Sandvik, however, said there isn’t a typical user profile for someone who uses Tor to access Facebook, for example.

“Using Facebook over Tor doesn’t make you anonymous, but it does give you location anonymity,” Sandvik said, offering an example of protesters during the Turkish Spring uprisings who have made use of Tor to access social media. “Facebook will not know where in the world you are when you log on. It doesn’t give you total privacy because you will log on and post photos and content.”

Tor is essentially a network of voluntary users worldwide that act as proxies for Tor users’ Web traffic. Once a user downloads the free Tor software, the client contacts a Tor directory server for a list of Tor nodes. It selects a path to forward traffic until it reaches its destination; traffic is encrypted along the way. Each stop on the path knows only the previous hop in the chain and where it’s forwarding the packets; no individual node knows the whole chain through which traffic is passed. Individual Tor paths last only 10 minutes.

“The idea is similar to using a twisty, hard-to-follow route in order to throw off somebody who is tailing you — and then periodically erasing your footprints,” according to the Tor website. “Instead of taking a direct route from source to destination, data packets on the Tor network take a random pathway through several relays that cover your tracks so no observer at any single point can tell where the data came from or where it’s going.”

Tor has become a critical tool for political and social activists in oppressed countries, as well as non-governmental organizations, and even journalists.

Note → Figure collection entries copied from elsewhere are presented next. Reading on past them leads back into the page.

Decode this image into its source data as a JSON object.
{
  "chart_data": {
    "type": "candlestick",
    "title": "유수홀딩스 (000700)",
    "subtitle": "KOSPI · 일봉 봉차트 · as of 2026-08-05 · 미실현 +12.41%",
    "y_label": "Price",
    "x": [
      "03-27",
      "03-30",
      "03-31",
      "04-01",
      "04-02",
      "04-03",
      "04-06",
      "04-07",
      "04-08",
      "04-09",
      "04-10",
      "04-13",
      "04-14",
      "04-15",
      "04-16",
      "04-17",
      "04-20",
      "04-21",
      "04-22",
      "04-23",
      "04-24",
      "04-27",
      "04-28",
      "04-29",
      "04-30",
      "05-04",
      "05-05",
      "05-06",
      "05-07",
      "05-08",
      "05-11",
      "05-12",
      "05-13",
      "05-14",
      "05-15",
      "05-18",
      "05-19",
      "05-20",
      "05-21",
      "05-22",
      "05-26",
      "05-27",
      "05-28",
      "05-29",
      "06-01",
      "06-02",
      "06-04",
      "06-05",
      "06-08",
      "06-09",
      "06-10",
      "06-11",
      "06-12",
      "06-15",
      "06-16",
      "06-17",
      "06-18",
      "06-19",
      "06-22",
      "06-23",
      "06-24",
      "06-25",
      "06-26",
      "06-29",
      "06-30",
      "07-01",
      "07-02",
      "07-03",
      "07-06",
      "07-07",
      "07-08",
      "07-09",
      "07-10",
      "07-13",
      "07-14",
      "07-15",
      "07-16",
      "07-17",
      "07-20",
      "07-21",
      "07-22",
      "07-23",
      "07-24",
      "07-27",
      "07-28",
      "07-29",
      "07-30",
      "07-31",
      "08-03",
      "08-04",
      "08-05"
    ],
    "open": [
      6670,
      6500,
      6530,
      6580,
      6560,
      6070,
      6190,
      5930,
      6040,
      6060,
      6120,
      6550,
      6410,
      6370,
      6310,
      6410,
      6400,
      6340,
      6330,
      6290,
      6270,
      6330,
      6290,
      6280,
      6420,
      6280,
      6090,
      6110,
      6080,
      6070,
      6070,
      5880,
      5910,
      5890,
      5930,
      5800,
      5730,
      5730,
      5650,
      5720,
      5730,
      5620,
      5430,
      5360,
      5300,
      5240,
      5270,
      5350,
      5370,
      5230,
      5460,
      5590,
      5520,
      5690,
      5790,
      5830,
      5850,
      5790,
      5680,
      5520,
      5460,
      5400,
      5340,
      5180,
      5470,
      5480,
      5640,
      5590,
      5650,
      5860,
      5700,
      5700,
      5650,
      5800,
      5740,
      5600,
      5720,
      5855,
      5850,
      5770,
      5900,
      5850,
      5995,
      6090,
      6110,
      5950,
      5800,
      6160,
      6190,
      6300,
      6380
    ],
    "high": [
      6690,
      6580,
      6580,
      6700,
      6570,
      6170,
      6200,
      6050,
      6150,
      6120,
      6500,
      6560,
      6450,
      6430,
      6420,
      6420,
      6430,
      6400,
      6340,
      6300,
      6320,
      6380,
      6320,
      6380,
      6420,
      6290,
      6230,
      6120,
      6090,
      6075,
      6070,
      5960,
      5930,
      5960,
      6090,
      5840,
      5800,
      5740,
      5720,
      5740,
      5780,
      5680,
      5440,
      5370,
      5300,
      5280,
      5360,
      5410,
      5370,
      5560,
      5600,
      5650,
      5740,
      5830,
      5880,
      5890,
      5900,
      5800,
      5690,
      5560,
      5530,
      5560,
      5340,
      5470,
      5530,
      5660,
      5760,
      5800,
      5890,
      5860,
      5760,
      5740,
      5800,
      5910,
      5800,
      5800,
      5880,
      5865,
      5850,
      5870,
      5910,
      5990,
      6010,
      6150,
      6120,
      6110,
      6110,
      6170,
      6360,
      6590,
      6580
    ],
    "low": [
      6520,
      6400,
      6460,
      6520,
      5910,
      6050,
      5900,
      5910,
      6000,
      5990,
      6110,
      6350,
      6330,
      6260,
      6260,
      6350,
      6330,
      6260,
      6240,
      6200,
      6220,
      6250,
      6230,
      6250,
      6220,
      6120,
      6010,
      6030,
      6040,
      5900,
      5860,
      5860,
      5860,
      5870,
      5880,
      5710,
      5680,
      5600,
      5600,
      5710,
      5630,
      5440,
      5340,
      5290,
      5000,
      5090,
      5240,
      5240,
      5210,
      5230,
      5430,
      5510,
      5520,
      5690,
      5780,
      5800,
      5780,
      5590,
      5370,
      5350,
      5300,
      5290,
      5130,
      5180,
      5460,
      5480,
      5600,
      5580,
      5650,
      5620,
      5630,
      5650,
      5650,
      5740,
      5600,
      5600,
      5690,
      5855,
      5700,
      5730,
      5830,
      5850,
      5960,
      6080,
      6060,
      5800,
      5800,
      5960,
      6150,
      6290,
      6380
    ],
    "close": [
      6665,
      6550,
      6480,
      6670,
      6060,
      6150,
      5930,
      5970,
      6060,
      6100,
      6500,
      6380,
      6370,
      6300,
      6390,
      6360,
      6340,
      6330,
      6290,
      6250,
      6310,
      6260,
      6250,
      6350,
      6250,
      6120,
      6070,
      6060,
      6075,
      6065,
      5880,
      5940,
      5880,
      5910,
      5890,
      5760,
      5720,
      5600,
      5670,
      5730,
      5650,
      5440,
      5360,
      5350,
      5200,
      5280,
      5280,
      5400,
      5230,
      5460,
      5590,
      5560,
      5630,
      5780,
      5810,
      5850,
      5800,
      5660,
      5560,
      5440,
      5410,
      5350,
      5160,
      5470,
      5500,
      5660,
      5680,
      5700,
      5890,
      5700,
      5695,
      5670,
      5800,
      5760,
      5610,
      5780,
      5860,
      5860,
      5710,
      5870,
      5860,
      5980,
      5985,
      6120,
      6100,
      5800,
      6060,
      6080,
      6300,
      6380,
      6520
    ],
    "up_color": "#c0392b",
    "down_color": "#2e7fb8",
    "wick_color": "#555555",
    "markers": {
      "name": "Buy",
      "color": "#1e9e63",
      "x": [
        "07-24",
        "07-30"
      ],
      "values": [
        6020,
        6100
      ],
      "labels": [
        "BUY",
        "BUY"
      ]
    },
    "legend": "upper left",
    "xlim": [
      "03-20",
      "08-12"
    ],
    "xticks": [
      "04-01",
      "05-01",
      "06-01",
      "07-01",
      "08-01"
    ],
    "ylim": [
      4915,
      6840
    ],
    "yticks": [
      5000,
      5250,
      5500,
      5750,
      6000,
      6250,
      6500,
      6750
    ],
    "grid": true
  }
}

With recent malware attacks against Android phones belonging to Tibetans inside China and in exile for the purpose of surveillance, tools such as Tor can help secure not only privacy but physical safety.

“The variety of people who use Tor is actually part of what makes it so secure. Tor hides you among the others users on the network, so the more populous and diverse the user base for Tor is, the more your anonymity will be protected,” the Tor website says.

Updated at 11:15 a.m. ET to include comments from Runa Sandvik of Tor, and to clarify throughout.

Updated at 12:30 p.m. ET with additional information.